Hago notar que esta apelación a la “normalidad” de la gente no está hecha a la ligera. “Gente normal” es una categoría algo difusa que los entornos izquierdistas han utilizado para identificar a aquellos que no participan activamente en sus luchas, aquellos entre los cuales puedo incluir a mi abuela o mi vecino, a este y a este otro, a esa suma de gente que, si sacamos las cuentas, hace la gran parte de la población. Esa “gente normal” son los que, a ojos del militante, acuden a las manifestaciones u otras movilizaciones sociales como profanos, como entrando “en su territorio”, un lugar al que son bienvenidos, pero que no les corresponde por naturaleza, acaso por carecer de una conciencia de los problemas sociales y políticos lo suficientemente desarrollada. Es posible que la lucha feminista haya sido también víctima de este mal, y sin embargo, del mismo modo que el 15M actuó eficazmente como antídoto contra la “endogamia activista”, es probable que al feminismo también le haya sucedido algo similar y que tras 2011 la lucha contra el patriarcalismo se haya alargado lo suficiente como para llegar a tocar, aunque sea ligeramente, el sentido común de la “gente normal”**.

Es posible que muchas personas que aparecen en el documental no hayan sido nunca feministas militantes, y sin embargo han salido a protestar contra una ley que quiere reducir la mujer a un sujeto irresponsable, a mera propiedad del Estado.

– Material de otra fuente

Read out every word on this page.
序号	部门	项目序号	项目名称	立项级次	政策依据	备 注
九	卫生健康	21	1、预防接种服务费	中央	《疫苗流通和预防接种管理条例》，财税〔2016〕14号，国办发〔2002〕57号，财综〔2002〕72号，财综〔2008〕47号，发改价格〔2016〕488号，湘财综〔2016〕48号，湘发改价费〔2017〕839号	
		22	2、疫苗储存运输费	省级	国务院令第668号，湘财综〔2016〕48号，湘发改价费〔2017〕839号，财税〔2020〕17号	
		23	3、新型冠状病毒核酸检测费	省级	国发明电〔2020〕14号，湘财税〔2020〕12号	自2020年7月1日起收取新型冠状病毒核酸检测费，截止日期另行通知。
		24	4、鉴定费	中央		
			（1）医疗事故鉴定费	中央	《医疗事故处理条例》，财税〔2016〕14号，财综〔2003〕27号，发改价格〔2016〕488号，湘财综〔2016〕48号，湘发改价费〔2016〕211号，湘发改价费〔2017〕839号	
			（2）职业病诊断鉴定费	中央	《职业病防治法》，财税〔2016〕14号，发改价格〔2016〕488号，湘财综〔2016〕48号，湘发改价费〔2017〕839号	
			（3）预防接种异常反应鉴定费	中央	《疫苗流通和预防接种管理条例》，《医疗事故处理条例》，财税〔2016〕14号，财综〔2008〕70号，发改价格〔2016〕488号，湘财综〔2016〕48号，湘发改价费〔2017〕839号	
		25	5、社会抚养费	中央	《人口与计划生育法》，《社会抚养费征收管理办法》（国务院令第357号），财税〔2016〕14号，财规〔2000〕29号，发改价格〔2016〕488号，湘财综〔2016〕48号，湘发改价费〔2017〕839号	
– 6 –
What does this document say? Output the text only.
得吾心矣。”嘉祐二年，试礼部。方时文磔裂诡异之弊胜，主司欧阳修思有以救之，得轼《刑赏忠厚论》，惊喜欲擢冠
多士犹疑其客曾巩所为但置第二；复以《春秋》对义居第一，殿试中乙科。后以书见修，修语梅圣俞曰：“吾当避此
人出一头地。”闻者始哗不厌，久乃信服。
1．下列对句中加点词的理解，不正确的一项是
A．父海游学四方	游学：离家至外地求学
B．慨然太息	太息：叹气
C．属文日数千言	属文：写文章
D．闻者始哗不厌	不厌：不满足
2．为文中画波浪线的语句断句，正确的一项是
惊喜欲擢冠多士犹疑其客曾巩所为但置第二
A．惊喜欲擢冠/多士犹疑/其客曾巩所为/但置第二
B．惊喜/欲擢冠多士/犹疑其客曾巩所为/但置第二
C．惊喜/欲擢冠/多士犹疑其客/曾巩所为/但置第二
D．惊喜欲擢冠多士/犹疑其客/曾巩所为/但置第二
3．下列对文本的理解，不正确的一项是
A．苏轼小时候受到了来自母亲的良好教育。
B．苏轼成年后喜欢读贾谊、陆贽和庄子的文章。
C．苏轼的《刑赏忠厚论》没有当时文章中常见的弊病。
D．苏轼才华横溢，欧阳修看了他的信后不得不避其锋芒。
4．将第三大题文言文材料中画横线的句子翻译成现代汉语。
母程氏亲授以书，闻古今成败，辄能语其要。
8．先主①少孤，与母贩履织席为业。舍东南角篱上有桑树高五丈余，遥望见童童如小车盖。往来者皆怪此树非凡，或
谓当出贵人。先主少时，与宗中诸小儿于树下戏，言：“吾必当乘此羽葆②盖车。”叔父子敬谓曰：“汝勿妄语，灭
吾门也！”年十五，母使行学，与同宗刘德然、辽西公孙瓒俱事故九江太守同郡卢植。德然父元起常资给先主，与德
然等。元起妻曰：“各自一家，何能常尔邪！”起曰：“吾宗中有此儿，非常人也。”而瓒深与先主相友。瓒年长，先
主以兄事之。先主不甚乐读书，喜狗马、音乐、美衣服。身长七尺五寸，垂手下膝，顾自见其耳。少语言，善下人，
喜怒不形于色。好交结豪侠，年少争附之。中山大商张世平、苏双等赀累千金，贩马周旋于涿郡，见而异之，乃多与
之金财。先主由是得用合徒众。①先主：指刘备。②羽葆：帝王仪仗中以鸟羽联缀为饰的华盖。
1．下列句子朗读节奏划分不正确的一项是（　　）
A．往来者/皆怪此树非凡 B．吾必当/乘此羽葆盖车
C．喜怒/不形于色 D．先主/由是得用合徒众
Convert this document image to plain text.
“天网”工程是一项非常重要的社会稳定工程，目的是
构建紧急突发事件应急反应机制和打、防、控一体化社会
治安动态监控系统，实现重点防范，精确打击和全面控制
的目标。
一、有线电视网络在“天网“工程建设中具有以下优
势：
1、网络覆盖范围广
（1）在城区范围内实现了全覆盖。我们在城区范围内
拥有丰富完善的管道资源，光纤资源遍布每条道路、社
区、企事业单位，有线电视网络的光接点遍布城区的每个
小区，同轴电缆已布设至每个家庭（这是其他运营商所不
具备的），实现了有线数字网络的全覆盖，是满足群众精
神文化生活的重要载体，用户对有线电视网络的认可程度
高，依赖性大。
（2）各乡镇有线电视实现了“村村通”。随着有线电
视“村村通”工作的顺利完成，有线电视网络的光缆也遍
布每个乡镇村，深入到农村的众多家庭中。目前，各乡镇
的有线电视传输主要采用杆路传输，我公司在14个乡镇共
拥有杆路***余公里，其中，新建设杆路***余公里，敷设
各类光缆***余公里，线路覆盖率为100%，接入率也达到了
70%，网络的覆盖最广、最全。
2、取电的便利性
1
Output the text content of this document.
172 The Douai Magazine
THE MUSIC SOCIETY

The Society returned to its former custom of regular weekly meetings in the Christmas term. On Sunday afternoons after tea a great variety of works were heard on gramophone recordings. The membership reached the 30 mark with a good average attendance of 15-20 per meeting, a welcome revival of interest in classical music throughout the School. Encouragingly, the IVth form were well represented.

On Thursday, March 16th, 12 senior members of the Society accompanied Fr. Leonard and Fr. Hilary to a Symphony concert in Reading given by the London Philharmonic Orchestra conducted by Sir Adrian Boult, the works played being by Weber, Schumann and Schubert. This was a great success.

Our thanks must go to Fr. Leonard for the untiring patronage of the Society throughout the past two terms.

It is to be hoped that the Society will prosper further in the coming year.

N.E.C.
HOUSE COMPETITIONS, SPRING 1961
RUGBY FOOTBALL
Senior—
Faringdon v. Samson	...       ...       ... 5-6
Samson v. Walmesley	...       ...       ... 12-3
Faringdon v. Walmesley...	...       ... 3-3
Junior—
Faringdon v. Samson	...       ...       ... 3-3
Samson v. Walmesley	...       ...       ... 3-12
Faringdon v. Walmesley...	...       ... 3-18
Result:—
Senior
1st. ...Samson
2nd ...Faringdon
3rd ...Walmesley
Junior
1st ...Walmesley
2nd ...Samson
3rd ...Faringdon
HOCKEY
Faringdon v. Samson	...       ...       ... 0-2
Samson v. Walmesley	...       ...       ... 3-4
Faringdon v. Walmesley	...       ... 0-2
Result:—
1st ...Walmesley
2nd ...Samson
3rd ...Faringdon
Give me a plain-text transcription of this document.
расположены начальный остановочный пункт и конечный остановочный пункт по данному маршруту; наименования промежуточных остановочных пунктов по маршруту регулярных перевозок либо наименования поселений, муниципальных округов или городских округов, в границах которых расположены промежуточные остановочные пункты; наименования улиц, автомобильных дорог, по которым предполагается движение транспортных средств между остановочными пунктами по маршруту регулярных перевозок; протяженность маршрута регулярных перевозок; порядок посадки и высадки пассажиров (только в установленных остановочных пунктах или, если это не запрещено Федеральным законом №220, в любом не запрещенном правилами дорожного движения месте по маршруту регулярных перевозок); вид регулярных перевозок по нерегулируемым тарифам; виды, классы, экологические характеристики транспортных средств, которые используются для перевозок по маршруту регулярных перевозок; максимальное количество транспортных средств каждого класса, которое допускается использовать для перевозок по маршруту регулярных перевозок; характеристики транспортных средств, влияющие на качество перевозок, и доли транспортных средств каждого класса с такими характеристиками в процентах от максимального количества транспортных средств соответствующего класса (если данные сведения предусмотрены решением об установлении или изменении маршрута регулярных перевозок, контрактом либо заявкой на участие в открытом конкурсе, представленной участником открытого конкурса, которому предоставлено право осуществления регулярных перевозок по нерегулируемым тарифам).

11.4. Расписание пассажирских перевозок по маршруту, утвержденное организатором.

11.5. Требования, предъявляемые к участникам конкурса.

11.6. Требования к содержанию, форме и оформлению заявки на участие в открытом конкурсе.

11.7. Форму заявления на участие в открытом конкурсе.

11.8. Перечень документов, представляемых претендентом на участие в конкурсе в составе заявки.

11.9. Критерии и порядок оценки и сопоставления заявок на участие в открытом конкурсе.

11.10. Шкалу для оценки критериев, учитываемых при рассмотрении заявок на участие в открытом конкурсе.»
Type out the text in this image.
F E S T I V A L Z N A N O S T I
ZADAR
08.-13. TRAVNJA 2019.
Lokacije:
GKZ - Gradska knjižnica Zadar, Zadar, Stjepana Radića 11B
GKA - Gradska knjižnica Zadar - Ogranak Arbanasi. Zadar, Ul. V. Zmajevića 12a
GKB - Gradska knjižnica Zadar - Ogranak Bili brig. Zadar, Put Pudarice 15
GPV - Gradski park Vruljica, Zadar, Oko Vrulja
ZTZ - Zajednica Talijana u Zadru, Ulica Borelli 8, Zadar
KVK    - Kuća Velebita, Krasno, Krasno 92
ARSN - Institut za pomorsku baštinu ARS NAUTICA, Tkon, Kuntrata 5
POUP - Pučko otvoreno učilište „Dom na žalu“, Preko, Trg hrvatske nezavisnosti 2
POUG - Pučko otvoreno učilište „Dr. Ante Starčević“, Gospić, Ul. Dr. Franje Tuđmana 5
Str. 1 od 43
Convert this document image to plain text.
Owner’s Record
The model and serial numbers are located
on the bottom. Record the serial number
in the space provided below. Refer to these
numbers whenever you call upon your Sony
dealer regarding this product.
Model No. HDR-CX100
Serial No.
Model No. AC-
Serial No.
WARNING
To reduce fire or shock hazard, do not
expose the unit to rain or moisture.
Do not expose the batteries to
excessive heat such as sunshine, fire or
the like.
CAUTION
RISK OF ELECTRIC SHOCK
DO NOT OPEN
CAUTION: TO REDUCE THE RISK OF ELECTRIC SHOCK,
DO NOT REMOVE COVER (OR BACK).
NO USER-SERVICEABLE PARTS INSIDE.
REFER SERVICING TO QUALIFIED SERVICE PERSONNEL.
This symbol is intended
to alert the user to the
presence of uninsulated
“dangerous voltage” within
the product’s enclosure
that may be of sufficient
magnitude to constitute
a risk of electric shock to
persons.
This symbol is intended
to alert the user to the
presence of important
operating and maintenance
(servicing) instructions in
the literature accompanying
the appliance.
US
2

Saliendo a la calle, estas personas hacen ver que militar en la lucha feminista no tiene necesariamente que ver con pertenecer a un club, sino con luchar por que el mundo cambie en un sentido con el que probablemente siempre antes habían estado de acuerdo.

Este es el gran triunfo del tren de la libertad, y también del 15M: hacer que una lucha social arraigue en el sentido común de la gente, no a través de una vanguardia concienciando las masas, sino desde el descubrimiento de nuestro propio poder para producir cambios, la potencia que todos guardamos dentro y que, por primera vez en mucho tiempo, vemos como motor real de cambio social.

Conversando después sobre la película, algunos amigos, sin embargo, reprochaban al film que se concentrase casi exclusivamente en el emocionante episodio de las protestas, marginando el debate, la reflexión o simplemente más espacio para detallar los pormenores de la ley. Es cierto que el montaje ha dado prioridad a la emotividad por encima de otras cosas que hubieran ayudado a los espectadores a formarse un juicio crítico, y en esto también se repiten errores que hemos visto en varios documentales sobre las acampadas del 15M. Quizás hubiera sido interesante, sobre todo para la gente de fuera de España, ahondar más en las relaciones de la iglesia con el Estado Español, reflejar el otro lado de la cuestión, entrevistar o discutir con antiabortistas, algo así. Pero está claro que el documental parte de una posición ya tomada, y que su objetivo no es enseñar este proceso desde todos sus ángulos como de lanzar una inyección de moral a las movilizaciones en un momento en que la resistencia contra esta ley no estaba en absoluto garantizada. En este sentido, creo que “El tren de la libertad” es una especie de arenga a este frente de la lucha, y hay que verlo así, desde un contexto, además, que afortunadamente cambió siquiera hace una semana. Una vez más la batalla no fue en vano. Ahora el Gobierno se ha visto obligado a parar el proyecto de ley, el ministro Gallardón a dimitir y el obispo de Alcalá de Henares a enrojecer de rabia. Como epílogo, este es, desde luego, difícil de mejorar.